Despite those price pressures, economists forecast the central bank will keep policy accomodative to support growth until the end of 2022.

Following a drop in COVID-19 cases and eased restrictions, Thailand's economy expanded a seasonally adjusted 1.1% in the March quarter from the previous three months, beating an expected 0.9% increase in a separate Reuters poll.

But China's zero-COVID policy and low tourist arrivals still pose a challenge to the recovery.

All 20 economists in the May 30-June 3 poll predicted the central bank will hold its one-day repurchase rate at 0.50% at its June 8 meeting and keep it there for the remainder of the year.

"While our baseline view is for the Bank of Thailand (BOT) to remain on hold in 2022, we see rising risks of policymakers shifting hawkish and normalising monetary policy in 2H22, amid upside inflation pressures," said Chua Han Teng, economist at DBS.

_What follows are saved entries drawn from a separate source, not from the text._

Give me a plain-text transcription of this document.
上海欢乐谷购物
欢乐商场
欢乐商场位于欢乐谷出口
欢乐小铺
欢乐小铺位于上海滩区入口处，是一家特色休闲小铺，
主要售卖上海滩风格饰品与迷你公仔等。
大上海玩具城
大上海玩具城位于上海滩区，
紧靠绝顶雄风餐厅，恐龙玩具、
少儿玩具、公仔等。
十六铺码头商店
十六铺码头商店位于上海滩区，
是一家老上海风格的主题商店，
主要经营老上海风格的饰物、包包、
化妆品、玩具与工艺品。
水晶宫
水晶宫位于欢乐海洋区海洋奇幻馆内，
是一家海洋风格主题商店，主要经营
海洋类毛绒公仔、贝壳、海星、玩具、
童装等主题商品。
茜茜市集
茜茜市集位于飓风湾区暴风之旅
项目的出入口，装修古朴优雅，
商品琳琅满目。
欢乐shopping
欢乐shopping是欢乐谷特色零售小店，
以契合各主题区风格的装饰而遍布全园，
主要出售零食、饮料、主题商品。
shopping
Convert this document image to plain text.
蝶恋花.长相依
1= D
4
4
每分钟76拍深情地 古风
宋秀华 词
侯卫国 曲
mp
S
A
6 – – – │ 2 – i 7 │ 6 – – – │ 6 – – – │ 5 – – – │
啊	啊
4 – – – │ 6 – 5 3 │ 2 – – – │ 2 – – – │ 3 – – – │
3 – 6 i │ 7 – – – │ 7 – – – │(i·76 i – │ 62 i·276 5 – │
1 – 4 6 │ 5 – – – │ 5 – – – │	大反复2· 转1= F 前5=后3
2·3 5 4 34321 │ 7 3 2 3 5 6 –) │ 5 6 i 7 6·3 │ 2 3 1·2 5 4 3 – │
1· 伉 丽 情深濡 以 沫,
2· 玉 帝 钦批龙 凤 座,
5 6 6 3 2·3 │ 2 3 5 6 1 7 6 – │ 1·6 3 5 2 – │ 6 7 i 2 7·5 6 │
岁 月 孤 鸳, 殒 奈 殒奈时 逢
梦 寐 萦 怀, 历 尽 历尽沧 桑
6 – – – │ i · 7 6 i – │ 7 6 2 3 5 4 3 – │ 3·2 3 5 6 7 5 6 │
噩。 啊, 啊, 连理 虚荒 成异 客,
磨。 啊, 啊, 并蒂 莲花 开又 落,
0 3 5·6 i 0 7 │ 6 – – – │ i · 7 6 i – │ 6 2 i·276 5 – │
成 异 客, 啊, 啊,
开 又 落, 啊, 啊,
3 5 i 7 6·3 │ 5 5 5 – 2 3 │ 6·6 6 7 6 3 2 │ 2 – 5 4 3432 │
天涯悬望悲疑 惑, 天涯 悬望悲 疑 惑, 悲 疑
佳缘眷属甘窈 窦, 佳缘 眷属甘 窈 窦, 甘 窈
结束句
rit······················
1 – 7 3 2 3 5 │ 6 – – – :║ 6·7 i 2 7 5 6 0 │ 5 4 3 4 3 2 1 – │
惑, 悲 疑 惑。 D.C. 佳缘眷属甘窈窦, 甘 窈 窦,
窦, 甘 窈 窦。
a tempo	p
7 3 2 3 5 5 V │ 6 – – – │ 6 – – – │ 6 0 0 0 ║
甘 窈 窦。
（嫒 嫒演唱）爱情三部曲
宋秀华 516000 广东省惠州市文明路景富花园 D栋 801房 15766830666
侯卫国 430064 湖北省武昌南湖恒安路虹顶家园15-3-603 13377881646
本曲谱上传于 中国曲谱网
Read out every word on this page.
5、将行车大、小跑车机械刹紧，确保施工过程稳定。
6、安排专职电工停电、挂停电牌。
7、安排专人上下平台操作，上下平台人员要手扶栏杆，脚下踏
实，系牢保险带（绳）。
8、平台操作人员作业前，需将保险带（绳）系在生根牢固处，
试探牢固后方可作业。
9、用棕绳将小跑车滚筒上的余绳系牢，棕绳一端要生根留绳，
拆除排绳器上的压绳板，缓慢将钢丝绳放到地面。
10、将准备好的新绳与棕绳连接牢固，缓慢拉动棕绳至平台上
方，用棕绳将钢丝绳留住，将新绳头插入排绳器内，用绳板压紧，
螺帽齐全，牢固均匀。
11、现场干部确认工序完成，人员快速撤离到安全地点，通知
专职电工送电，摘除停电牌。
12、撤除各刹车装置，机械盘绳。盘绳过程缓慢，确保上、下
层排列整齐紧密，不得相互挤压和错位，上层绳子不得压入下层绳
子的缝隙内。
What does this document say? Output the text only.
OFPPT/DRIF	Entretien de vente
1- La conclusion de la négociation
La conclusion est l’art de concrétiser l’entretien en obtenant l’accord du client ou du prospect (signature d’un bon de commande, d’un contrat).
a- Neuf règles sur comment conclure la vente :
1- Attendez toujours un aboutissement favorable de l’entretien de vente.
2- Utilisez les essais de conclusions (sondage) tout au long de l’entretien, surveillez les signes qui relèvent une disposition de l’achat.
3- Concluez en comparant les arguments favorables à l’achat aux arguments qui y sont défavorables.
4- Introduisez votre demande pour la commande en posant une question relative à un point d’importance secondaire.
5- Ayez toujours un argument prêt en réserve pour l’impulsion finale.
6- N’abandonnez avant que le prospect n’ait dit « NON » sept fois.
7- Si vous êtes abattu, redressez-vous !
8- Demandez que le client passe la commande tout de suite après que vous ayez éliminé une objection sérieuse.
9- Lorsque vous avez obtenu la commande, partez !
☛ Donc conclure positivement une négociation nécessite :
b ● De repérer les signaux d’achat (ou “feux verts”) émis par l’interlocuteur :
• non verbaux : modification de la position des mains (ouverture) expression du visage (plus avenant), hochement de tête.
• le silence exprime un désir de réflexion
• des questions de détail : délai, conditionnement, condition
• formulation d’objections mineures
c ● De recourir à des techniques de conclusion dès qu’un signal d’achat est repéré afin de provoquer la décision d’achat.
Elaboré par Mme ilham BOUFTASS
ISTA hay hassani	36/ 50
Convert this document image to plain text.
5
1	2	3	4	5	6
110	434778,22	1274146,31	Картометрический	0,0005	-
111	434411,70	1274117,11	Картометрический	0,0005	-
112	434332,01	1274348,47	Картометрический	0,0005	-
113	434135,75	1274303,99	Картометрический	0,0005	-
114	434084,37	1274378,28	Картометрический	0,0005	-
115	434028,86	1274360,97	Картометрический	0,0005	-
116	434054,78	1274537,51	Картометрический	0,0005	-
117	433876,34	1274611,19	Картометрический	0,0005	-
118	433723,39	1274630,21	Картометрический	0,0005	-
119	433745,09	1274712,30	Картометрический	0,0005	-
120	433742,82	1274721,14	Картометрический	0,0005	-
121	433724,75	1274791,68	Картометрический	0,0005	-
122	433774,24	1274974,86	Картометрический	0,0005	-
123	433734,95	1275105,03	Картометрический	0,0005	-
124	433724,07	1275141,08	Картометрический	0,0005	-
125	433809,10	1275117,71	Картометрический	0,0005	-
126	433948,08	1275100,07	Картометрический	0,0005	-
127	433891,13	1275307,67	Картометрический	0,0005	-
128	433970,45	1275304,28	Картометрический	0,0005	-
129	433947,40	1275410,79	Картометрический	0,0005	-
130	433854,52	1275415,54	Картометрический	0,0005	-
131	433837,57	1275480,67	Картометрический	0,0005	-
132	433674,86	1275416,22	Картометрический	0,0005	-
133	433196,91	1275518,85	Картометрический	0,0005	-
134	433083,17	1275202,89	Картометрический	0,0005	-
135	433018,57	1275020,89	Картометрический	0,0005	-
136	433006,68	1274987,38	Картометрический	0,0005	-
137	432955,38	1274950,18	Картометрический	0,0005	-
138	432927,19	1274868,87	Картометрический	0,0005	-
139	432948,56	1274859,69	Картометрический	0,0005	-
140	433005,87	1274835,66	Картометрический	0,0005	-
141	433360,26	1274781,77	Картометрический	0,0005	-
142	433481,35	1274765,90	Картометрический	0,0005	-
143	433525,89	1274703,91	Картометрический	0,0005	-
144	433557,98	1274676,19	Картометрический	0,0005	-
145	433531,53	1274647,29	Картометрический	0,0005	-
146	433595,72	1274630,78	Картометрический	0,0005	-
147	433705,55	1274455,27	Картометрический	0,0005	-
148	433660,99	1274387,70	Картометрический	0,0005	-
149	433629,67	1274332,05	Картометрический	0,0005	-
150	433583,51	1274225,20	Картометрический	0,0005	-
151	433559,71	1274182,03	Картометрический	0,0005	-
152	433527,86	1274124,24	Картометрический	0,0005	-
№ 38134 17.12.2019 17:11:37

"By 'hawkish shift', we mean specifically the scenario where BOT explicitly shifts its focus away from economic support and towards taming inflation or keeping up with global rate hikes and signals that rate hikes would be imminent in 2H22."

EARLIER MOVE

While the median forecasts from the poll showed the first rate hike will come only in the first quarter of 2023 - unchanged from the April poll - some economists expected an earlier move from the BOT.

Over a third, or seven of 20 respondents, pencilled in at least one 25 basis point rate hike to come by Q4 2022, including two who expected it to come as early as next quarter.

In the April poll, only two economists expected a quarter point hike in 2022.

"We think the BOT will turn increasingly less dovish given the backdrop of rising domestic inflation and an accelerating global rate-hiking trend," noted Krystal Tan, economist at ANZ.

"A sustained recovery would give the BOT scope to start shifting its focus towards anchoring domestic inflation expectations in the coming months and gradually withdraw pandemic-era stimulus."

Though forecast medians showed interest rates reaching their pre-pandemic levels of 0.75% in Q1 2023, predictions ranged from 0.50% to 1.50%, suggesting uncertainity around policy direction.